The rain was like a soaking shower head on full steam. I took the subway to the audition and was dressed so strangely that even New Yorkers looked at me askance on the train. Homeless? Tasteless? Stylish? So many possibilities. When I got to the casting office, I immediately went and changed to the period costume. There weren’t very many other actors there for the call yet so I had a chance to concentrate and relax. The casting director, Meredith Tucker, seemed pleased to see me and I was relieved that she read with me, as she is a good scene partner and I was able to be “in” the scene. When I went out to the waiting area after the taping of the audition, I saw several lady friends also auditioning in various stages of period accents. I still fall out laughing when I think of one of my friends looking at me and in affection whispering to me “Bitch” as she motioned to the get up I was wearing. Yes, I was over the top and I might have been able to do the audition without going crazy with a wig and period dress. But inside, I felt connected and secure in this high wire act of auditioning for that role.

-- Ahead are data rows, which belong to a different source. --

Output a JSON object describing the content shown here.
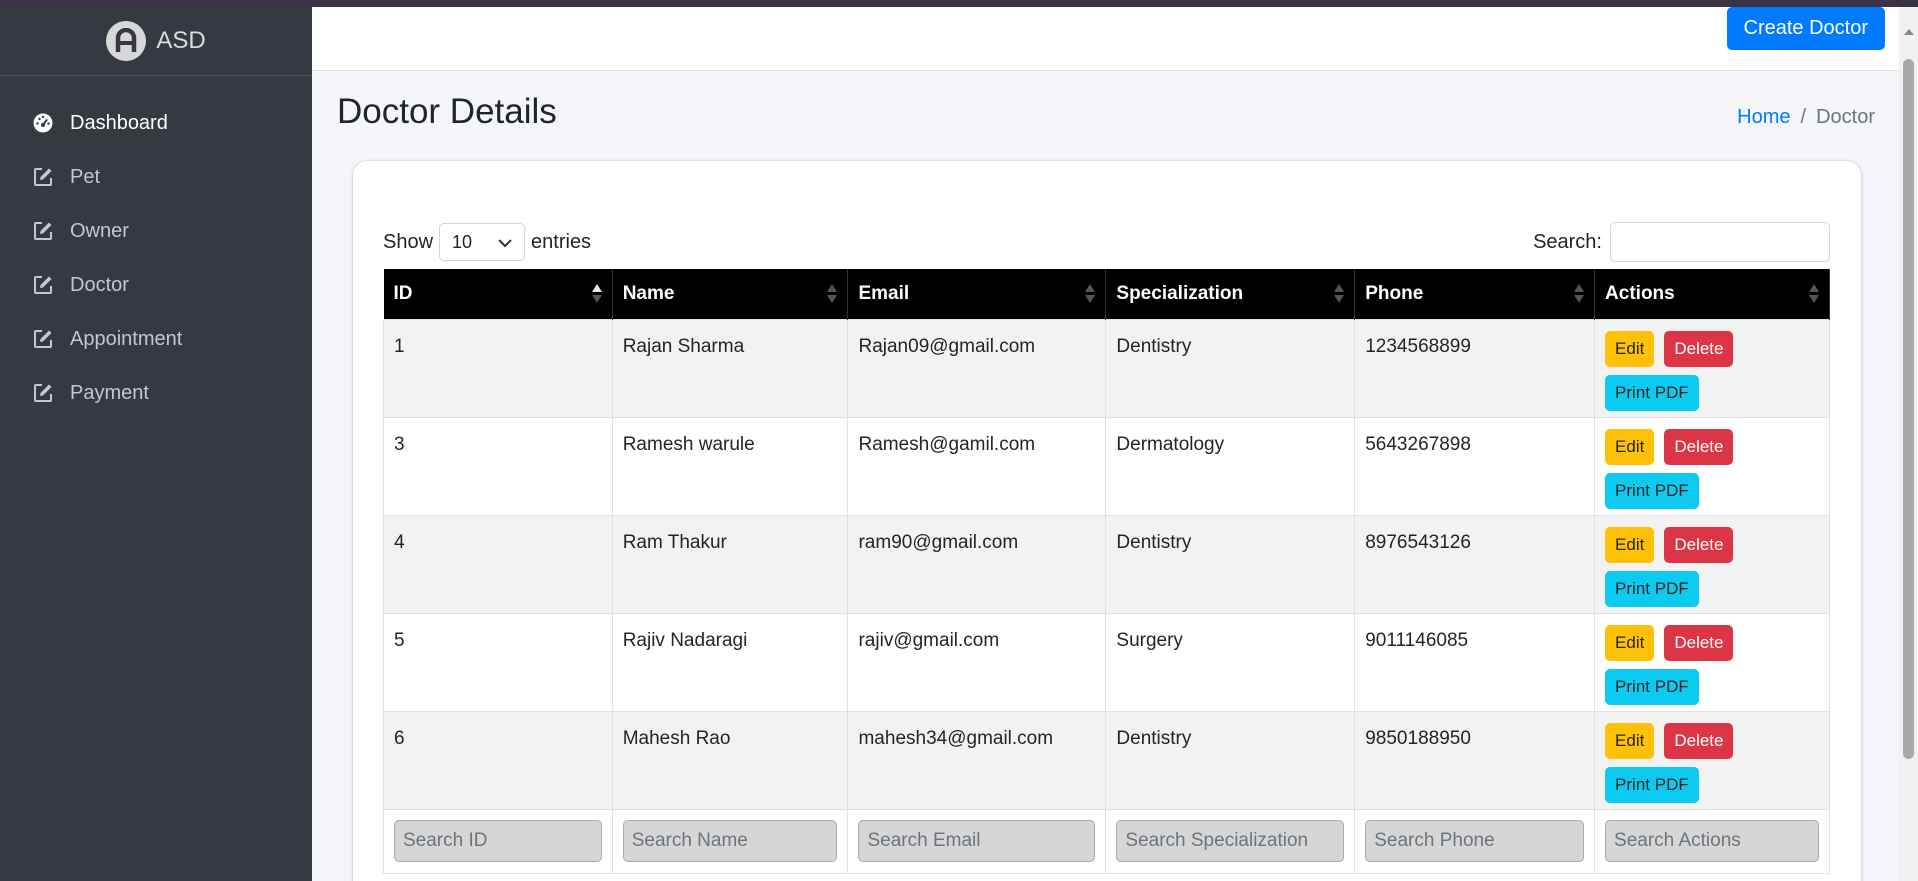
{
  "brand": {
    "name": "ASD"
  },
  "sidebar": {
    "items": [
      {
        "label": "Dashboard",
        "icon": "gauge-icon"
      },
      {
        "label": "Pet",
        "icon": "edit-icon"
      },
      {
        "label": "Owner",
        "icon": "edit-icon"
      },
      {
        "label": "Doctor",
        "icon": "edit-icon"
      },
      {
        "label": "Appointment",
        "icon": "edit-icon"
      },
      {
        "label": "Payment",
        "icon": "edit-icon"
      }
    ]
  },
  "header": {
    "create_label": "Create Doctor"
  },
  "page": {
    "title": "Doctor Details"
  },
  "breadcrumb": {
    "home": "Home",
    "separator": "/",
    "current": "Doctor"
  },
  "table_controls": {
    "show_label": "Show",
    "length_value": "10",
    "entries_label": "entries",
    "search_label": "Search:"
  },
  "table": {
    "columns": [
      "ID",
      "Name",
      "Email",
      "Specialization",
      "Phone",
      "Actions"
    ],
    "rows": [
      {
        "id": "1",
        "name": "Rajan Sharma",
        "email": "Rajan09@gmail.com",
        "specialization": "Dentistry",
        "phone": "1234568899"
      },
      {
        "id": "3",
        "name": "Ramesh warule",
        "email": "Ramesh@gamil.com",
        "specialization": "Dermatology",
        "phone": "5643267898"
      },
      {
        "id": "4",
        "name": "Ram Thakur",
        "email": "ram90@gmail.com",
        "specialization": "Dentistry",
        "phone": "8976543126"
      },
      {
        "id": "5",
        "name": "Rajiv Nadaragi",
        "email": "rajiv@gmail.com",
        "specialization": "Surgery",
        "phone": "9011146085"
      },
      {
        "id": "6",
        "name": "Mahesh Rao",
        "email": "mahesh34@gmail.com",
        "specialization": "Dentistry",
        "phone": "9850188950"
      }
    ],
    "actions": {
      "edit": "Edit",
      "delete": "Delete",
      "pdf": "Print PDF"
    },
    "filters": [
      "Search ID",
      "Search Name",
      "Search Email",
      "Search Specialization",
      "Search Phone",
      "Search Actions"
    ]
  },
  "colors": {
    "sidebar": "#343a40",
    "primary": "#007bff",
    "edit": "#ffc107",
    "delete": "#dc3545",
    "pdf": "#0dcaf0"
  }
}
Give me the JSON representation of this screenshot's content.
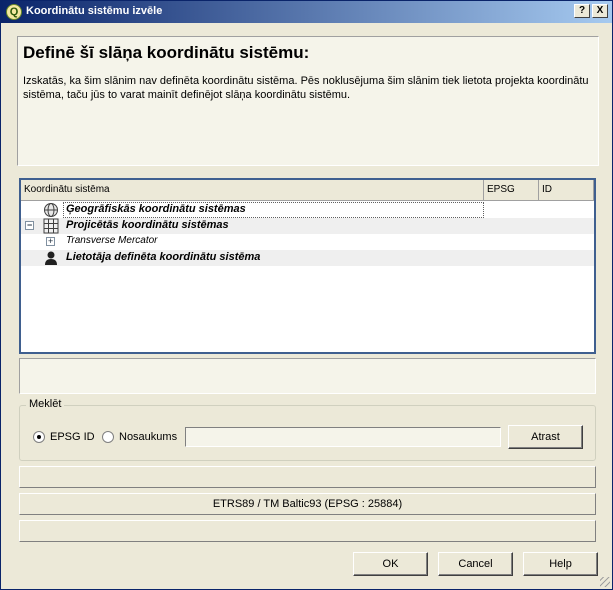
{
  "window": {
    "title": "Koordinātu sistēmu izvēle",
    "help_btn": "?",
    "close_btn": "X"
  },
  "header": {
    "title": "Definē šī slāņa koordinātu sistēmu:",
    "description": "Izskatās, ka šim slānim nav definēta koordinātu sistēma. Pēs noklusējuma šim slānim tiek lietota projekta koordinātu sistēma, taču jūs to varat mainīt definējot slāņa koordinātu sistēmu."
  },
  "tree": {
    "columns": [
      "Koordinātu sistēma",
      "EPSG",
      "ID"
    ],
    "rows": [
      {
        "label": "Ģeogrāfiskās koordinātu sistēmas",
        "icon": "globe-icon"
      },
      {
        "label": "Projicētās koordinātu sistēmas",
        "icon": "grid-icon"
      },
      {
        "label": "Transverse Mercator",
        "icon": ""
      },
      {
        "label": "Lietotāja definēta koordinātu sistēma",
        "icon": "user-icon"
      }
    ]
  },
  "search": {
    "group_label": "Meklēt",
    "option_epsg": "EPSG ID",
    "option_name": "Nosaukums",
    "query": "",
    "find_button": "Atrast"
  },
  "recent": {
    "item": "ETRS89 / TM Baltic93 (EPSG : 25884)"
  },
  "footer": {
    "ok": "OK",
    "cancel": "Cancel",
    "help": "Help"
  },
  "colors": {
    "title_gradient_start": "#0a246a",
    "title_gradient_end": "#a6caf0",
    "dialog_bg": "#ece9d8"
  }
}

And afterward, I was so happy to have done a job that I was proud of. But even if the cost of the wig and the dress was not slight, it was very much worth it. Especially when I got the call that I was cast as Mrs. O’Neil, with no lines at this point but with the possibility in the future of some. Of course, once I was cast, I had one of the best costumers, John A. Dunn, on a series suit me up and my hair was set by the hair department on set. And the look they envisioned for Mrs. O’Neil for the first day was this:
The minute I was on the set, there seemed to be three hundred women in period costumes sitting at various round tables. The hairdresser was told to set my bun lower so that my hat would cover half my face. In order to see anything, I had to lift my head to I could see. It seemed to be a look that a woman trying to fit into a fashionable crowd would put on. It also allowed me to watch the room without being seen, as I was peering through the straw material of the hat with one eye.
The other days on the set lead to other looks, where I was costumed and made up.
It’s a funny medium, you are asked to bring the character with you and adapt to the designers ideas of who you are. The interior life of your character must be flexible enough to swim in the exterior world that you move in. But much as in the same way that clay and glass can transform from one medium to a very different one, one’s character needs to be fluid enough to adapt and incorporate the work of the director, writer and designers. The process is out of your hands but guided by an intuitive sense of where it could go by what you bring to it.
The challenge is to be original, creative and truly coming from your own resources, whether you book the job or not. (Although it can be hard when the finances of this art form mean getting a second job when the acting job doesn’t come through.) It’s called show business, not “show fun” or, as we say, “show art”; but unless you have “show art” and “show fun” you will not have a joyous career in this business. In exploring the outside form of what you need to bring to acting work, like clay work, it’s the inner joy of discovery that lasts. Oh, and lots of luck and hair spray.